Red onion, squashes, mushrooms and a little balsamic really come to life on charcoal. Roast that cauliflower and do all your fancy stuff with it. Potatoes in “hobo bags” with corn, tomatoes, garlic and limas sing when you open them up for the last 15 minutes of cooking.
Propane grills make everything easier. We cooked pork chops with little to no preparation last night and they were amazing. Fire it up and in minutes you’re hot enough to sear flesh, glaze fish on cedar and put grill marks on asparagus. If it’s all you have, then a cheap smoker box can get you close to that charcoal/smoker flavor.
The other thing indoor amateurs will appreciate about propane grills is that almost all have a side burner. Whatever you do on your range can be done with your average gas grill once the outdoor weather gets above 60 degrees.
Gas burners are in heavy use now that crawfish season is here. Truth is I never fry anything indoors so mine gets used for more than mudbugs. Bring me fish and I’ll gladly light the propane. I don’t need the house smelling like peanut oil. My brother and I fry turkeys every Thanksgiving, but one of my favorite frying times is when fresh okra comes in. My dad and I once ate ourselves sick on fried okra cut lengthwise in an egg wash and cornmeal batter.

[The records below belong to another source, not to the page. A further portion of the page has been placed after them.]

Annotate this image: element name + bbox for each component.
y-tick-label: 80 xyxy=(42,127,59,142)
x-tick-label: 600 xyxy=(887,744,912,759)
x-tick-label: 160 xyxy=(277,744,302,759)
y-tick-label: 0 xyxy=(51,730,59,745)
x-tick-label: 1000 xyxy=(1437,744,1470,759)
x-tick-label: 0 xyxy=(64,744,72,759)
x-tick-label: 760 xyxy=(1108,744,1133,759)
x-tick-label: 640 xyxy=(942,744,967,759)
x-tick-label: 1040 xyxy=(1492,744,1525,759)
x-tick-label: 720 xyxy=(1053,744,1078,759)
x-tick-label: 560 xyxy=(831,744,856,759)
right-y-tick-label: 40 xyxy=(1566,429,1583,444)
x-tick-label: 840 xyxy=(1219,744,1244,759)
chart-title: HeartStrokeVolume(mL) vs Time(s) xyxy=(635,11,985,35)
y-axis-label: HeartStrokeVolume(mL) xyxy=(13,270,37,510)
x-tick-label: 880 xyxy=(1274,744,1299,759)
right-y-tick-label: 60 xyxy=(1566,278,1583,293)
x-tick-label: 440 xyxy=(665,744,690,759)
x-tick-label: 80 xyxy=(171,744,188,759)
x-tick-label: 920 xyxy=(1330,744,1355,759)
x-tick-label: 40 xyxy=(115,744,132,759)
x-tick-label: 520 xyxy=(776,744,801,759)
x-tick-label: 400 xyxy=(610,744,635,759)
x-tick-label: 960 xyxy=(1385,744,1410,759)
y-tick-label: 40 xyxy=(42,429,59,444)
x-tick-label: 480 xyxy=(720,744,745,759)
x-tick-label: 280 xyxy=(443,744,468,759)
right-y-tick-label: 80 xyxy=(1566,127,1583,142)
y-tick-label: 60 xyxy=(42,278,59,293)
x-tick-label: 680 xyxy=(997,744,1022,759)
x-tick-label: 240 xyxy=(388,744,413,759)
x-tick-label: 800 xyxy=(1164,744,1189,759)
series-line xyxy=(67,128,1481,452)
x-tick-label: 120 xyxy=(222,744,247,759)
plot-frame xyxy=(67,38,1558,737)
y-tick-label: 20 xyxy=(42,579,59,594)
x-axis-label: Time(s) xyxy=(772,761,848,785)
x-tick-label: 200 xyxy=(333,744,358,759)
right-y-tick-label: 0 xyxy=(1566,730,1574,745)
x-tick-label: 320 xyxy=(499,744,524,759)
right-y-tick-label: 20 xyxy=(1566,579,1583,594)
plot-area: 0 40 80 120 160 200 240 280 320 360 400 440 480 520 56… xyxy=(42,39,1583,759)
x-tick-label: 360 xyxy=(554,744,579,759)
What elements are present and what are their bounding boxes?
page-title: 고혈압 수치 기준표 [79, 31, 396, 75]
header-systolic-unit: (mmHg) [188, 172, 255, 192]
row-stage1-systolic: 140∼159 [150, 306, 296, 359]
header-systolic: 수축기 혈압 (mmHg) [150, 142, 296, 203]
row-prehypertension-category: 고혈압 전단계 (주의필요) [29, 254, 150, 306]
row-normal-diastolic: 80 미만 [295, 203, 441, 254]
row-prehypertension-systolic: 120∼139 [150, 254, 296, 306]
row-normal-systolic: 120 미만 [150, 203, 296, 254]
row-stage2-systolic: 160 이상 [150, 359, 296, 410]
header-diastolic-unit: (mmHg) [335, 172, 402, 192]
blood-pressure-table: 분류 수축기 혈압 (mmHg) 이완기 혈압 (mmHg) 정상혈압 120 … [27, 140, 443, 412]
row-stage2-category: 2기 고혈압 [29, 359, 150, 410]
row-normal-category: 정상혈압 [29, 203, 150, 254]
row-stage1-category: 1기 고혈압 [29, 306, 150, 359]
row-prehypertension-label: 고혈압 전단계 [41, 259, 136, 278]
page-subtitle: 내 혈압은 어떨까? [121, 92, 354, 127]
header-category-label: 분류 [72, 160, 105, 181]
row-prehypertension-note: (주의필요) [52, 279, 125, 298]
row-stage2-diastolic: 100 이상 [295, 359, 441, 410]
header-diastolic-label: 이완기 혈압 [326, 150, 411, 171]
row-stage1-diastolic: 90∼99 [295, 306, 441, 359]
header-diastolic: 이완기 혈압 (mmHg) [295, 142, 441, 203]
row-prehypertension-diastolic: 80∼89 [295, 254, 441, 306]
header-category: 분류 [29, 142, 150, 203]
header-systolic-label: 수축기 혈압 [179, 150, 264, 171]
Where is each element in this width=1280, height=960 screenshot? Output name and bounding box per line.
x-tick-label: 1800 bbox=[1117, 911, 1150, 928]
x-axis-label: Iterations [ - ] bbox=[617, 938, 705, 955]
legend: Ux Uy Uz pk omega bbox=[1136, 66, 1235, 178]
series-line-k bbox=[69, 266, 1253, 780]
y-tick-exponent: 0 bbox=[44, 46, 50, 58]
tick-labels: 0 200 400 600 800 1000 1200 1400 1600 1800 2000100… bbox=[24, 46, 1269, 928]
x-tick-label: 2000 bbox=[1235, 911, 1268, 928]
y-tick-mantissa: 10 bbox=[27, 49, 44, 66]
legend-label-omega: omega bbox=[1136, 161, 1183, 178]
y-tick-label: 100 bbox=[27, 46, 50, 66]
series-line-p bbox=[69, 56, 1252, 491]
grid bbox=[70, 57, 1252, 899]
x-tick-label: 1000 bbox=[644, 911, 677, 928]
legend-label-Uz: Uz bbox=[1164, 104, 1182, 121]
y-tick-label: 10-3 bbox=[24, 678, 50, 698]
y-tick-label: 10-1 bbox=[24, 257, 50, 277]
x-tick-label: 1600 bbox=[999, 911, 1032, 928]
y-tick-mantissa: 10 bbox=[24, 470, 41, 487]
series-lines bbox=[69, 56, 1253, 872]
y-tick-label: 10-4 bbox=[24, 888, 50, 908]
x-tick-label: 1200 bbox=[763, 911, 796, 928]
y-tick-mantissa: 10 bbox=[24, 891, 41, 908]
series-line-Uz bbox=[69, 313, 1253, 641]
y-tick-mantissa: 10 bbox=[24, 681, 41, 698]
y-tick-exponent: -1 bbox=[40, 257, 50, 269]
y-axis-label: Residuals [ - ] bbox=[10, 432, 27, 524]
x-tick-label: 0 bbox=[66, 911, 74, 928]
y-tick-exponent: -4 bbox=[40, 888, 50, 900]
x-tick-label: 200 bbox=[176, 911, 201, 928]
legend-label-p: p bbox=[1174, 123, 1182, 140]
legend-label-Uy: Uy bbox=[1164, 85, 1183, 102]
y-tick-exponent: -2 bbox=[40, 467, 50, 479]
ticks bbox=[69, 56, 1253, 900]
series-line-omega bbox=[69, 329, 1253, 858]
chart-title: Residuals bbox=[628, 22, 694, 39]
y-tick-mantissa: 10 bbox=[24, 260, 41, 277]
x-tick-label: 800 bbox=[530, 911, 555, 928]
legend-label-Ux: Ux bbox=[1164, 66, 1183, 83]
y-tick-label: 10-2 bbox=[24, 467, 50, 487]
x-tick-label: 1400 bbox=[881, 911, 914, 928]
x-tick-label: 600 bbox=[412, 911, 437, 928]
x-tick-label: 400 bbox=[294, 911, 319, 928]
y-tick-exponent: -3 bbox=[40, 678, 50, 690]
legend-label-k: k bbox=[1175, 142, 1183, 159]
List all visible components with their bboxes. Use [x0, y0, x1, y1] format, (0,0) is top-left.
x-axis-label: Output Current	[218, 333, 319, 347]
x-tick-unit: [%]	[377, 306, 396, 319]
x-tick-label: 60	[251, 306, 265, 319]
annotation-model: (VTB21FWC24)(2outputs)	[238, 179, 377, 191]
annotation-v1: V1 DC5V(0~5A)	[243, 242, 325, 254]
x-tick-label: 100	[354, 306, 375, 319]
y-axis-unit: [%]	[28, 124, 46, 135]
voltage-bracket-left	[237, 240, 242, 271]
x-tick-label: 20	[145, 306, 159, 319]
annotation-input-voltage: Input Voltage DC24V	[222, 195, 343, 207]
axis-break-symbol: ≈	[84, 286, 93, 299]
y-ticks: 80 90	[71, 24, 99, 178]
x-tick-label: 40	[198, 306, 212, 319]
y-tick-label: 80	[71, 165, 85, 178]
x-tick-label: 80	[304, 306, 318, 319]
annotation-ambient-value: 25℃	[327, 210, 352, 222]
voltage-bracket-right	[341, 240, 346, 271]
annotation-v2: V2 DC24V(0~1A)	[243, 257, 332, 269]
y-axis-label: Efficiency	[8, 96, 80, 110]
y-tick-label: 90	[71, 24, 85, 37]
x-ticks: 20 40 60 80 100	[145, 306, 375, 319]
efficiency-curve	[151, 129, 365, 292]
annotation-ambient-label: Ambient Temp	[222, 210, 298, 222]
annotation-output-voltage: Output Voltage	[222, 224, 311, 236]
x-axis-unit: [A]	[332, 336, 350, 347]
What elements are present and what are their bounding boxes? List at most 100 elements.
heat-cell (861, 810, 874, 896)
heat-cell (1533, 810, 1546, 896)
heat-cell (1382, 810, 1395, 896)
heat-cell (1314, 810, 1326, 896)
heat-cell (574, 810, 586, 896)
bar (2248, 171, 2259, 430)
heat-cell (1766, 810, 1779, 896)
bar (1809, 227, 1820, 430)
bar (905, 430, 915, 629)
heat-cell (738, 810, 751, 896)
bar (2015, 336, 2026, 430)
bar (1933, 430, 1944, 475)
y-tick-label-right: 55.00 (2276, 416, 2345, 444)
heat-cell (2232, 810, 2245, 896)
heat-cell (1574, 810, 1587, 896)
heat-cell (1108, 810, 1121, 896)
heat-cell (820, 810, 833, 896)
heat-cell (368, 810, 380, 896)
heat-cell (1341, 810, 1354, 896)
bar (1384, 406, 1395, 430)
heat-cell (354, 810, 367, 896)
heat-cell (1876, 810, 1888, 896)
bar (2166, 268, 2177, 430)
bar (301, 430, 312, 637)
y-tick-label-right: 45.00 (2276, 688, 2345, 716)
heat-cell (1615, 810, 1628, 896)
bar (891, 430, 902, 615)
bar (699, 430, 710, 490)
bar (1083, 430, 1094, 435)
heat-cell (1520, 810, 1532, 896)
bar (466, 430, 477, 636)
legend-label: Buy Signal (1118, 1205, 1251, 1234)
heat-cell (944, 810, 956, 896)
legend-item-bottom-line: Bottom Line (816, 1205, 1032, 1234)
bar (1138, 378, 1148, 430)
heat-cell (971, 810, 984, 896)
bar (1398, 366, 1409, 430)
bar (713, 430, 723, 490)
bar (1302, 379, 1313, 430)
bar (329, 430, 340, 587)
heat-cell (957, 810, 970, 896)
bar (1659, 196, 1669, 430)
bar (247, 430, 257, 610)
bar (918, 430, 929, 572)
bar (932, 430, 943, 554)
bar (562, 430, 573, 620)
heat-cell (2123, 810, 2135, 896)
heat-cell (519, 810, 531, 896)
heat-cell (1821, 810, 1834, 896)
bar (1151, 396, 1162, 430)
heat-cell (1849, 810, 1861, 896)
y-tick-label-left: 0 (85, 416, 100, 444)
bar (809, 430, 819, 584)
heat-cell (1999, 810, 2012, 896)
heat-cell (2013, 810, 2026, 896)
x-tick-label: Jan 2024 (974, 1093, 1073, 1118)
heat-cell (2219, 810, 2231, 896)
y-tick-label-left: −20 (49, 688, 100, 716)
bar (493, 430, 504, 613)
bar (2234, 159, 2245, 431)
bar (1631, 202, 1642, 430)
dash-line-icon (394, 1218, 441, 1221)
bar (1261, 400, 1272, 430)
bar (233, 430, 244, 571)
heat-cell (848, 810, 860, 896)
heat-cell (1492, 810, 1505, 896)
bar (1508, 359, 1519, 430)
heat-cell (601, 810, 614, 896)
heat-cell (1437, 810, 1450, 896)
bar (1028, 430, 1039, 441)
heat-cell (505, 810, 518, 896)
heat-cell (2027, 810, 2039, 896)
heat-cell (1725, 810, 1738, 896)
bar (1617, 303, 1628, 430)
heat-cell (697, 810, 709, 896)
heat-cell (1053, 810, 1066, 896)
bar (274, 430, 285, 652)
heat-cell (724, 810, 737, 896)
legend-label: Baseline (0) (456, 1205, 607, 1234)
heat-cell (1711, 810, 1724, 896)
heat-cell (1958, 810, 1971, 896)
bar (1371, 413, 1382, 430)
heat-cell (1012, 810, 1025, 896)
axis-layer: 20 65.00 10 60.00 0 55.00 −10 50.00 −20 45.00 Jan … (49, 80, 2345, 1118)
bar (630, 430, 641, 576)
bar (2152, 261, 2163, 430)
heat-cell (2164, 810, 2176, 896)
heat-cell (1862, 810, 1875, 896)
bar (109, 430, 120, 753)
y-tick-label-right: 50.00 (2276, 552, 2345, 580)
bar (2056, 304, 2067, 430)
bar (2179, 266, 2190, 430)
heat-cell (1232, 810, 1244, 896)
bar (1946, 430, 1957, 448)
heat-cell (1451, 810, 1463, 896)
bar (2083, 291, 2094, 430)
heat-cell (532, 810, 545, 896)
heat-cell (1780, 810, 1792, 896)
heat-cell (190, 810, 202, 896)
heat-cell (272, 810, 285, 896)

A gas range in your kitchen is great for when you lose power as we often do in a hurricane. The oven is a different story. Most have a safety feature that prevents you from lighting it without electricity. So how do we bake?
There are limited things you can do with cornbread or crescent rolls using indirect heat on your average barbecue, but if you are fortunate enough to have a Big Green Egg, Kamado Joe or the like you can do just about anything. From pizzas to bread to casseroles, those ceramic grills maintain perfect temperatures that most bakers would not break stride in the event of oven failure.
Spring is about to be sprung and I’d love more of your grilling ideas. Get me out of the kitchen. Get me in the fresh air. Get me away from high gas prices! Let’s take it outside.